Arriviamo così all’ultima giornata di lavori, venerdì 26 maggio, in cui si sono tenute altre tre sessioni di comunicazioni orali. Tra gli argomenti trattati, i rettili (anatomia del bacino dei mosasauroidi e implicazioni sulla sistematica, pitonomorfi del Cretaceo pugliese) i mammiferi (bradipi di terra, ungulati miocenici, associazioni faunistiche del Villafranchiano e del Miocene), i pesci (ittiofaune della Scaglia Rossa, torpediniformi dal Lagerstaette di Bolca), studi di stratigrafia (Pleistocene emiliano, sedimenti di mare profondo cenozoici) e di paleoecologia, micropaleontologia, associazioni a vertebrati, un importante ritrovamento di impronte umane a Laetoli e un occhio alle collezioni museali.
Come da prassi, in chiusura della giornata e per estensione del congresso ha avuto luogo l’assemblea dei soci della Società Paleontologica Italiana. Non starò a tediarvi con i dettagli, limitandomi a riportare quale sarà la sede delle Giornate di paleontologia del 2018: si terranno a Trento, più precisamente nelle sale del Museo delle Scienze.

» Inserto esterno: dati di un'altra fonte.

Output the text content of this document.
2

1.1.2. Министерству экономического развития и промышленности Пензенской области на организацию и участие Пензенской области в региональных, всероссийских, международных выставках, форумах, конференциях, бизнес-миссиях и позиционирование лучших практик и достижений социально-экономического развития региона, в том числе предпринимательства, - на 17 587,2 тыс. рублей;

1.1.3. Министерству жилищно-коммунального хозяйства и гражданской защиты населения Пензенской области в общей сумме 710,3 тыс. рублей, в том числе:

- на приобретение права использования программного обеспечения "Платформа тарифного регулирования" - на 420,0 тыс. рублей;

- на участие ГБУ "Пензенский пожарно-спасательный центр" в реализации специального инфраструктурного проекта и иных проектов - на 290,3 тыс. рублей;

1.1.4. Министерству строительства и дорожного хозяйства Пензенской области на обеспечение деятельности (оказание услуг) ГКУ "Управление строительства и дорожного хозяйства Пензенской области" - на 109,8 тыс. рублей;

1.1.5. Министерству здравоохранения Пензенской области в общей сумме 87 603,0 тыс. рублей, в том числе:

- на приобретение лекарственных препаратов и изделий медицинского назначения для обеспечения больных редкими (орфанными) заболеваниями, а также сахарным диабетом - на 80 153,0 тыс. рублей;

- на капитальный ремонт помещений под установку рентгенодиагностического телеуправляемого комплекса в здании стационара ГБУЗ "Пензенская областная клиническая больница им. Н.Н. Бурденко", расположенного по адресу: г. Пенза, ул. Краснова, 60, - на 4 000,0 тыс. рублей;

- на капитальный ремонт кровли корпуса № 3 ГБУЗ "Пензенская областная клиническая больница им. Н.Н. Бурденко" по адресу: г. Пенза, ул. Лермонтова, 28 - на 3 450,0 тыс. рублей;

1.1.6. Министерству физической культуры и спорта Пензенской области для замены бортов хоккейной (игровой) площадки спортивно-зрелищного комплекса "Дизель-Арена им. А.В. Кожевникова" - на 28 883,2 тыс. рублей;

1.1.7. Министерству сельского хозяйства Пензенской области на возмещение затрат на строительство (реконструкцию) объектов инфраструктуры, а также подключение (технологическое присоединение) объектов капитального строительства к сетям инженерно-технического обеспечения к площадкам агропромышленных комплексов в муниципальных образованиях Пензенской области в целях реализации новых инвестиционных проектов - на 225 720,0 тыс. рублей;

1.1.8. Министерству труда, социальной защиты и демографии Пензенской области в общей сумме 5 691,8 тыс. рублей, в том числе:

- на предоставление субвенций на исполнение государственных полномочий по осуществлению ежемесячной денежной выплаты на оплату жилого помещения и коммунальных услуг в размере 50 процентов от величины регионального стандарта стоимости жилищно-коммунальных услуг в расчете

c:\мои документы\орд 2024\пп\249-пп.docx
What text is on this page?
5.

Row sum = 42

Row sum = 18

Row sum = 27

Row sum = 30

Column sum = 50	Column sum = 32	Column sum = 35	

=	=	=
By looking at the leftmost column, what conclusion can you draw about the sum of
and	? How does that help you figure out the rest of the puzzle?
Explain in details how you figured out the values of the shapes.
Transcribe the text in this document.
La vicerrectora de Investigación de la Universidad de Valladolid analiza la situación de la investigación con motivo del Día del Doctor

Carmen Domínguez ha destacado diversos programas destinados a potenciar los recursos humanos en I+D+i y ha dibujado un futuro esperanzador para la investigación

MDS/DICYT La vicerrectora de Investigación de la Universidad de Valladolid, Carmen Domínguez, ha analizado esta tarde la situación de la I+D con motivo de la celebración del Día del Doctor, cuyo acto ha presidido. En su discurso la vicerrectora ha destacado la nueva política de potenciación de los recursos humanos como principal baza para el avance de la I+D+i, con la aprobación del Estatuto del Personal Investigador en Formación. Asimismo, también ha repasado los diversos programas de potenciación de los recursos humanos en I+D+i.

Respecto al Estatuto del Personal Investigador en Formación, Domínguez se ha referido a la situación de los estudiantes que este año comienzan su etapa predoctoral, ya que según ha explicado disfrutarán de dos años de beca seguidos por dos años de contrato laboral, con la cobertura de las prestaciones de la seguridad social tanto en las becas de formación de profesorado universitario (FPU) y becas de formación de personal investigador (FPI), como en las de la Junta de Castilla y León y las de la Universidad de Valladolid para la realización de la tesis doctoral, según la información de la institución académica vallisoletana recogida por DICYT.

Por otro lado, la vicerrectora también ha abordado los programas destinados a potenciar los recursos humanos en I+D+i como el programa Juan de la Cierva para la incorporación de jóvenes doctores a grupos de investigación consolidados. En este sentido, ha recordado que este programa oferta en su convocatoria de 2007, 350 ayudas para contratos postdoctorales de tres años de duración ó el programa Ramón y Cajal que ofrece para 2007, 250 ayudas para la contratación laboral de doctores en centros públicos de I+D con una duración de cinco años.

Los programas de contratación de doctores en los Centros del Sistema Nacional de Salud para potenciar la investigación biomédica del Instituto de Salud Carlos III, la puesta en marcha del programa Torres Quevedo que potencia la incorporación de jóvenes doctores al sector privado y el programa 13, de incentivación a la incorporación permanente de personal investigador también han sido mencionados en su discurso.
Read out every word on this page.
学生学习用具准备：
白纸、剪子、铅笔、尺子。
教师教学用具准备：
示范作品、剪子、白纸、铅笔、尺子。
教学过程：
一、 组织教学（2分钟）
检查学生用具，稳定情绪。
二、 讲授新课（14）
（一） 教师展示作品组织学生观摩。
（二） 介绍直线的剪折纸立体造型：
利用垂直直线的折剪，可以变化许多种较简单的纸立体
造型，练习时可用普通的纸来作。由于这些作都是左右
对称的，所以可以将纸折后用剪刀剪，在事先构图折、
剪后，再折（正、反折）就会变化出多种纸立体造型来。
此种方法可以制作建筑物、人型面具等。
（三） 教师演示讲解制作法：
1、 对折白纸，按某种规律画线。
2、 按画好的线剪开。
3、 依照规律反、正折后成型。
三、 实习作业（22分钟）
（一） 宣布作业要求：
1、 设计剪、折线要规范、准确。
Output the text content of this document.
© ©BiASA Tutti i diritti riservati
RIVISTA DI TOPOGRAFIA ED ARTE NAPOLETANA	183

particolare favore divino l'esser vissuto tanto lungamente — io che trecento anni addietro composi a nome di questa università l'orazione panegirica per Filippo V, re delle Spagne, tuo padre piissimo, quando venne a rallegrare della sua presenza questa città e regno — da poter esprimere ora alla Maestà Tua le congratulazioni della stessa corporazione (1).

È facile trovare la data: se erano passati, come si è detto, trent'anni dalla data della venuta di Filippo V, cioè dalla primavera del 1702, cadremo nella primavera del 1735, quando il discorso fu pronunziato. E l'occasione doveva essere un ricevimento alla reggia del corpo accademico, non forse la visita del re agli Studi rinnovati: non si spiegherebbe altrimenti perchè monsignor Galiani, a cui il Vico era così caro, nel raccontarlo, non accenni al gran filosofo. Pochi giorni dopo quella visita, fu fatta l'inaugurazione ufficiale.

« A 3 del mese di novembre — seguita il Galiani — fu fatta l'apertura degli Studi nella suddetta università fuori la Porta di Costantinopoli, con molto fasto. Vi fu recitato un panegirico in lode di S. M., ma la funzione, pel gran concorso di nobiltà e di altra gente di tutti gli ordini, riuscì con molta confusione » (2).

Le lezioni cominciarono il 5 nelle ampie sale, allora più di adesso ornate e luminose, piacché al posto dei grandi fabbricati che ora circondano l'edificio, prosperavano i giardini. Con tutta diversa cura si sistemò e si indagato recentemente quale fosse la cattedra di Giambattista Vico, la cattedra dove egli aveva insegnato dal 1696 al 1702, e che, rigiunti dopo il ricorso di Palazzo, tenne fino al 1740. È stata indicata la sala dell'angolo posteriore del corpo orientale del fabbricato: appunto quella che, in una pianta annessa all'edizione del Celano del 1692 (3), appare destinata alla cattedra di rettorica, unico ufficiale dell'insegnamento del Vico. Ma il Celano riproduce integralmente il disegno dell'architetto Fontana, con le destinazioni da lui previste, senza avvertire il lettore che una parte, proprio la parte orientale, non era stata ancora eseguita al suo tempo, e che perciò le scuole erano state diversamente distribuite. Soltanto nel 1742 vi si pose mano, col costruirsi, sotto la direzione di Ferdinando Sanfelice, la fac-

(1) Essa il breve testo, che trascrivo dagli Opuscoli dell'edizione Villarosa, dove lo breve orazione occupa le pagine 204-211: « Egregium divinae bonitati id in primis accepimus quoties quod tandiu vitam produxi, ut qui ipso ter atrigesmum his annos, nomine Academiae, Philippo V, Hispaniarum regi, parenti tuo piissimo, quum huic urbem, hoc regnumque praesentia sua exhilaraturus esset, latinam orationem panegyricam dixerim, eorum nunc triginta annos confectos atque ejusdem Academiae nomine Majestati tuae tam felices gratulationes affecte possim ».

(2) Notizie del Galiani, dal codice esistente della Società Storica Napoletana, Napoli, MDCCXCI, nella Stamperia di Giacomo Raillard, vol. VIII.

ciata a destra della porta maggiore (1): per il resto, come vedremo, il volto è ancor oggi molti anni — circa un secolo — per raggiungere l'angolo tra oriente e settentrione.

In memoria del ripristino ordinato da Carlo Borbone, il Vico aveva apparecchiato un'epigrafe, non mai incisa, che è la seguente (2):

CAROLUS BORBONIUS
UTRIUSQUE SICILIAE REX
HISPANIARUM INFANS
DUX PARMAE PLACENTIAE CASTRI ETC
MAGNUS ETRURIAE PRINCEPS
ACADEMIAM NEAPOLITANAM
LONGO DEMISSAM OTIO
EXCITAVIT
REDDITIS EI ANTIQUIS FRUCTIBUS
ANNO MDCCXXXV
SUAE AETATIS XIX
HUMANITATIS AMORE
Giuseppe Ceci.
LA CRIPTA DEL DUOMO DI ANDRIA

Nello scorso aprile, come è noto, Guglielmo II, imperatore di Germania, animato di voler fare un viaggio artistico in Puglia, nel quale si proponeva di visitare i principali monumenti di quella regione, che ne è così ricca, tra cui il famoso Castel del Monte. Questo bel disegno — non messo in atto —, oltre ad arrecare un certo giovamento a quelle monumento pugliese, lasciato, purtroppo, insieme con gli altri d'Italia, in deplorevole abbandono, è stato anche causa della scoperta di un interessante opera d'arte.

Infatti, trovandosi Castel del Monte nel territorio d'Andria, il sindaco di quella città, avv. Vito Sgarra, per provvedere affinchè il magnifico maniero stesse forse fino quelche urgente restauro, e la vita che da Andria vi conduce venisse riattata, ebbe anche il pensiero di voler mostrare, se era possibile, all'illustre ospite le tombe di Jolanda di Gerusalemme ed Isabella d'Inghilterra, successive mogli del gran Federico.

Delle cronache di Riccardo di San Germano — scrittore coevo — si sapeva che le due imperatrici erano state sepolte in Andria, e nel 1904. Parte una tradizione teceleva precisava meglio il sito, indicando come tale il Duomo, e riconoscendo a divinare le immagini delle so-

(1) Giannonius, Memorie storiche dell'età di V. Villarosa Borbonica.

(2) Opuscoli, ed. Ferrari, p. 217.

Qualche considerazione finale? Non mi soffermo più di tanto su quello che ripeto ogni anno (sempre con grande piacere, sia chiaro) su quanto sia attiva la comunità paleontologica italiana soprattutto per quanto riguarda la componente più giovane che ormai costituisce la stragrande maggioranza dei partecipanti alle giornate di paleontologia. Non mi ci soffermo semplicemente per non essere ripetitivo, soprattutto per chi segue Scienza Facile da tempo e (spero) avrà già letto i miei resoconti delle precedenti edizioni. Vale piuttosto la pena di sottolineare, più che la vitalità in sé e per sé della paleontologia italiana, il fatto che sia così vitale in un contesto storico e culturale in cui è a malapena riconosciuta come disciplina da chi ha nelle proprie mani il patrimonio culturale del nostro paese. Vale per le istituzioni, che stentano a riconoscere ai fossili la stessa dignità dei reperti archeologici, e vale anche per il sistema educativo, al quale apparentemente basta scrivere quattro sciocchezze sui libri perché “tanto i ragazzini non sanno niente e non si accorgono se racconti loro delle frottole” (questa è l’impressione generale che mi danno gli editori di testi scolastici).
Alla luce di ciò il mio modesto messaggio è uno solo: di non mollare, di continuare a impegnarsi per far luce sul passato della nostra specie e del nostro pianeta, a prescindere dalle difficoltà che l’ignoranza e la burocrazia dilagante possono frapporre al cammino della scienza.